Faster shutdown of pgxpool.Pool background goroutines
When a pool is closed, some background goroutines may be left open, particularly for health checks as detailed in #1641. Two specific examples have been refactored here to avoid a blocking sleep and instead also select on the pool being closed to potentially return/continue sooner.
I took a fresh look at this, and I wonder if time.AfterFunc would be a simpler solution. Instead of triggerHealthCheck starting a goroutine and sleeping, the whole triggerHealthCheck call could be in a time.AfterFunc. The goroutine wouldn't even exist except when the timer was firing.
And if we wanted to be super rigorous, instead of calling time.AfterFunc every time, it could be created once and stored in a field on the pool. Any existing call to triggerHealthCheck would instead call Reset on the timer for 500ms in the future.
Closing the pool could stop the timer.
@jackc Just pushed an updated version, is this roughly what you had in mind?
Note that I needed to introduce a mutex for synchronization over the new timer field. I considered instead just setting this field up as part of pool init so it never needs to be directly written to, but if I did that I would need to specify an initial duration for the timer. Always triggering a health check 500ms after startup seems like a behavioral change AFAICT so I didn't want to go down that route without discussing.
Note that I needed to introduce a mutex for synchronization over the new timer field. I considered instead just setting this field up as part of pool init so it never needs to be directly written to, but if I did that I would need to specify an initial duration for the timer.
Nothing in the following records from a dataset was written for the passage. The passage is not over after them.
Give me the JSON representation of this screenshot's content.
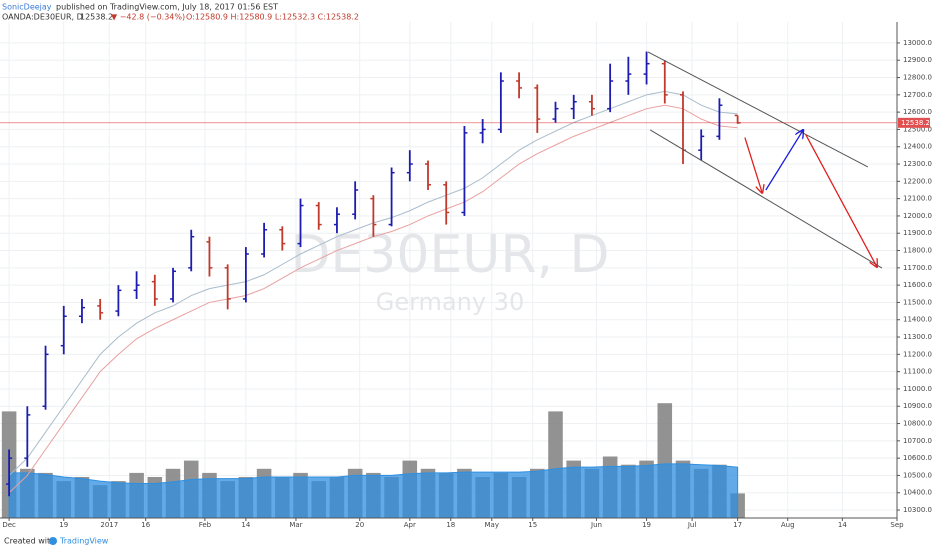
{
  "chart_data": {
    "type": "ohlc",
    "header": {
      "author": "SonicDeejay",
      "published": "published on TradingView.com, July 18, 2017 01:56 EST",
      "symbol": "OANDA:DE30EUR, D",
      "last": "12538.2",
      "change": "▼ −42.8 (−0.34%)",
      "ohlc_text": "O:12580.9 H:12580.9 L:12532.3 C:12538.2"
    },
    "watermark": "DE30EUR, D",
    "watermark_sub": "Germany 30",
    "footer": {
      "created": "Created with",
      "brand": "TradingView"
    },
    "up_color": "#1c1cb0",
    "down_color": "#c0392b",
    "grid": true,
    "xlim": [
      -1,
      196
    ],
    "ylim": [
      10254,
      13121
    ],
    "xticks": [
      {
        "value": 1,
        "label": "Dec"
      },
      {
        "value": 13,
        "label": "19"
      },
      {
        "value": 23,
        "label": "2017"
      },
      {
        "value": 31,
        "label": "16"
      },
      {
        "value": 44,
        "label": "Feb"
      },
      {
        "value": 53,
        "label": "14"
      },
      {
        "value": 64,
        "label": "Mar"
      },
      {
        "value": 78,
        "label": "20"
      },
      {
        "value": 89,
        "label": "Apr"
      },
      {
        "value": 98,
        "label": "18"
      },
      {
        "value": 107,
        "label": "May"
      },
      {
        "value": 116,
        "label": "15"
      },
      {
        "value": 130,
        "label": "Jun"
      },
      {
        "value": 141,
        "label": "19"
      },
      {
        "value": 151,
        "label": "Jul"
      },
      {
        "value": 161,
        "label": "17"
      },
      {
        "value": 172,
        "label": "Aug"
      },
      {
        "value": 184,
        "label": "14"
      },
      {
        "value": 196,
        "label": "Sep"
      }
    ],
    "yticks": [
      {
        "value": 10300,
        "label": "10300.0"
      },
      {
        "value": 10400,
        "label": "10400.0"
      },
      {
        "value": 10500,
        "label": "10500.0"
      },
      {
        "value": 10600,
        "label": "10600.0"
      },
      {
        "value": 10700,
        "label": "10700.0"
      },
      {
        "value": 10800,
        "label": "10800.0"
      },
      {
        "value": 10900,
        "label": "10900.0"
      },
      {
        "value": 11000,
        "label": "11000.0"
      },
      {
        "value": 11100,
        "label": "11100.0"
      },
      {
        "value": 11200,
        "label": "11200.0"
      },
      {
        "value": 11300,
        "label": "11300.0"
      },
      {
        "value": 11400,
        "label": "11400.0"
      },
      {
        "value": 11500,
        "label": "11500.0"
      },
      {
        "value": 11600,
        "label": "11600.0"
      },
      {
        "value": 11700,
        "label": "11700.0"
      },
      {
        "value": 11800,
        "label": "11800.0"
      },
      {
        "value": 11900,
        "label": "11900.0"
      },
      {
        "value": 12000,
        "label": "12000.0"
      },
      {
        "value": 12100,
        "label": "12100.0"
      },
      {
        "value": 12200,
        "label": "12200.0"
      },
      {
        "value": 12300,
        "label": "12300.0"
      },
      {
        "value": 12400,
        "label": "12400.0"
      },
      {
        "value": 12500,
        "label": "12500.0"
      },
      {
        "value": 12600,
        "label": "12600.0"
      },
      {
        "value": 12700,
        "label": "12700.0"
      },
      {
        "value": 12800,
        "label": "12800.0"
      },
      {
        "value": 12900,
        "label": "12900.0"
      },
      {
        "value": 13000,
        "label": "13000.0"
      }
    ],
    "x": [
      1,
      5,
      9,
      13,
      17,
      21,
      25,
      29,
      33,
      37,
      41,
      45,
      49,
      53,
      57,
      61,
      65,
      69,
      73,
      77,
      81,
      85,
      89,
      93,
      97,
      101,
      105,
      109,
      113,
      117,
      121,
      125,
      129,
      133,
      137,
      141,
      145,
      149,
      153,
      157,
      161
    ],
    "open": [
      10450,
      10600,
      10900,
      11250,
      11420,
      11480,
      11450,
      11570,
      11620,
      11520,
      11700,
      11850,
      11700,
      11520,
      11780,
      11920,
      11840,
      12060,
      11950,
      12010,
      12100,
      11950,
      12250,
      12300,
      12180,
      12020,
      12480,
      12500,
      12780,
      12740,
      12560,
      12620,
      12660,
      12620,
      12780,
      12820,
      12880,
      12700,
      12380,
      12460,
      12580.9
    ],
    "high": [
      10650,
      10900,
      11250,
      11480,
      11520,
      11520,
      11600,
      11680,
      11660,
      11700,
      11920,
      11880,
      11720,
      11820,
      11960,
      11940,
      12100,
      12080,
      12050,
      12200,
      12120,
      12280,
      12380,
      12320,
      12200,
      12520,
      12560,
      12830,
      12830,
      12760,
      12660,
      12700,
      12700,
      12880,
      12920,
      12950,
      12900,
      12720,
      12500,
      12680,
      12580.9
    ],
    "low": [
      10380,
      10550,
      10880,
      11200,
      11380,
      11400,
      11420,
      11520,
      11480,
      11500,
      11680,
      11650,
      11460,
      11500,
      11760,
      11800,
      11820,
      11920,
      11900,
      11980,
      11880,
      11940,
      12200,
      12150,
      11950,
      12000,
      12420,
      12480,
      12680,
      12480,
      12540,
      12560,
      12580,
      12600,
      12700,
      12760,
      12650,
      12300,
      12320,
      12440,
      12532.3
    ],
    "close": [
      10600,
      10850,
      11200,
      11420,
      11470,
      11440,
      11570,
      11600,
      11520,
      11680,
      11880,
      11700,
      11520,
      11780,
      11920,
      11840,
      12060,
      11950,
      12010,
      12150,
      11950,
      12250,
      12300,
      12180,
      12020,
      12480,
      12500,
      12780,
      12740,
      12560,
      12620,
      12660,
      12620,
      12780,
      12820,
      12880,
      12700,
      12380,
      12460,
      12640,
      12538.2
    ],
    "lines": [
      {
        "color": "#a9bccb",
        "values": [
          10500,
          10600,
          10750,
          10900,
          11050,
          11200,
          11300,
          11380,
          11440,
          11480,
          11540,
          11580,
          11600,
          11620,
          11660,
          11720,
          11780,
          11830,
          11880,
          11920,
          11960,
          11990,
          12030,
          12080,
          12120,
          12160,
          12220,
          12300,
          12380,
          12440,
          12490,
          12540,
          12580,
          12620,
          12660,
          12700,
          12720,
          12700,
          12640,
          12600,
          12590
        ]
      },
      {
        "color": "#e8a0a0",
        "values": [
          10400,
          10500,
          10650,
          10800,
          10950,
          11100,
          11200,
          11290,
          11350,
          11400,
          11450,
          11500,
          11520,
          11540,
          11580,
          11640,
          11700,
          11750,
          11800,
          11840,
          11880,
          11910,
          11950,
          12000,
          12040,
          12080,
          12140,
          12220,
          12300,
          12360,
          12410,
          12460,
          12500,
          12540,
          12580,
          12620,
          12640,
          12620,
          12560,
          12520,
          12510
        ]
      }
    ],
    "volume": {
      "vlim": [
        0,
        150
      ],
      "bar_color": "#7f7f7f",
      "ma_color": "#2f8fe0",
      "values": [
        130,
        60,
        55,
        45,
        50,
        40,
        45,
        55,
        50,
        60,
        70,
        55,
        45,
        50,
        60,
        50,
        55,
        45,
        50,
        60,
        55,
        50,
        70,
        60,
        55,
        60,
        50,
        55,
        50,
        60,
        130,
        70,
        60,
        75,
        65,
        70,
        140,
        70,
        60,
        65,
        30
      ],
      "ma": [
        55,
        55,
        53,
        50,
        48,
        45,
        43,
        42,
        42,
        44,
        47,
        48,
        48,
        48,
        50,
        50,
        50,
        50,
        50,
        52,
        52,
        52,
        54,
        55,
        55,
        56,
        56,
        56,
        56,
        57,
        60,
        62,
        62,
        63,
        63,
        64,
        66,
        66,
        65,
        64,
        62
      ]
    },
    "price_line": {
      "value": 12538.2,
      "color": "#e05050"
    },
    "drawings": [
      {
        "color": "#555555",
        "arrow": false,
        "x": [
          141.3,
          189.6
        ],
        "y": [
          12948,
          12283
        ]
      },
      {
        "color": "#555555",
        "arrow": false,
        "x": [
          141.8,
          192.7
        ],
        "y": [
          12497,
          11699
        ]
      },
      {
        "color": "#e02020",
        "arrow": true,
        "x": [
          162.6,
          166.4
        ],
        "y": [
          12453,
          12133
        ]
      },
      {
        "color": "#1a1ae0",
        "arrow": true,
        "x": [
          167.2,
          175.4
        ],
        "y": [
          12150,
          12497
        ]
      },
      {
        "color": "#e02020",
        "arrow": true,
        "x": [
          176,
          191.6
        ],
        "y": [
          12468,
          11705
        ]
      }
    ]
  }
}
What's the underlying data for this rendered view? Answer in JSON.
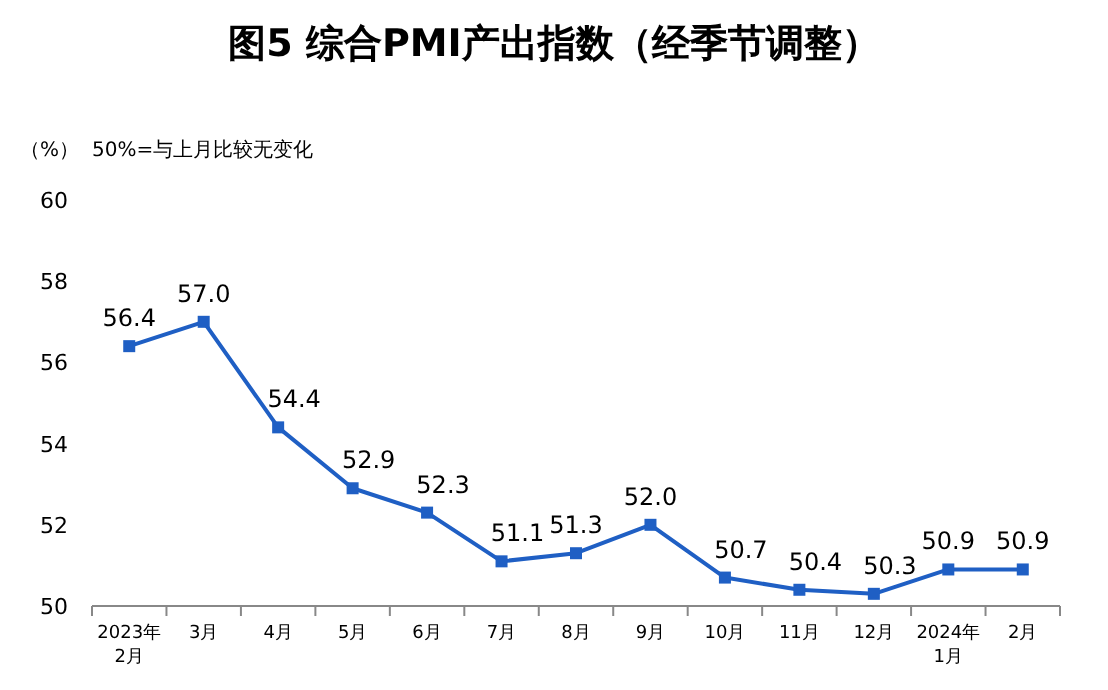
{
  "chart_data": {
    "type": "line",
    "title": "图5  综合PMI产出指数（经季节调整）",
    "ylabel": "（%）",
    "annotations": [
      "50%=与上月比较无变化"
    ],
    "categories": [
      "2023年\n2月",
      "3月",
      "4月",
      "5月",
      "6月",
      "7月",
      "8月",
      "9月",
      "10月",
      "11月",
      "12月",
      "2024年\n1月",
      "2月"
    ],
    "values": [
      56.4,
      57.0,
      54.4,
      52.9,
      52.3,
      51.1,
      51.3,
      52.0,
      50.7,
      50.4,
      50.3,
      50.9,
      50.9
    ],
    "value_labels": [
      "56.4",
      "57.0",
      "54.4",
      "52.9",
      "52.3",
      "51.1",
      "51.3",
      "52.0",
      "50.7",
      "50.4",
      "50.3",
      "50.9",
      "50.9"
    ],
    "color": "#1f5fc4",
    "ylim": [
      50,
      60
    ],
    "yticks": [
      50,
      52,
      54,
      56,
      58,
      60
    ],
    "marker": "square",
    "line_style": "solid"
  }
}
Always triggering a health check 500ms after startup seems like a behavioral change AFAICT so I didn't want to go down that route without discussing.
I think it would be fine to initially set the timer to 100 years or something like that. Then triggerHealthCheck would reset it.
I realized a cleaner way to do this is to call triggerHealthCheck (or something like it) in the destructor callback sent to puddle. Unfortunately the destructor is called before the actual resource is removed but it's called directly after it so we might be able to relax the sleep time to be something even smaller.
One "hack" would be in the destructor passed to puddle to do:
go func() {
p.p.Stat()
select {
case p.healthCheckChan <- struct{}{}:
default:
}
}()
The reason this works is that destroyAcquiredResource has a lock on the puddle's mux and is not unlocked until after the resource is removed. Stat tries to lock the same mux so it would lock until the resource has been removed.
That's obviously relying on something that puddle isn't guaranteed to maintain but maybe it'll inspire some better ideas.
any update?
Any update for this PR @bgentry?
@jackc I rebased this and trimmed out the unnecessary diff. The flaky test failure I got appears to be unrelated—at least I can't see a reason why changes would cause an error to occur when terminating the backend, or cause the connection to terminate prematurely. I wonder if you've seen other failures related to 1516fb81255edebc7023cee586eb8906980f130f since that was merged a month ago.
Thanks!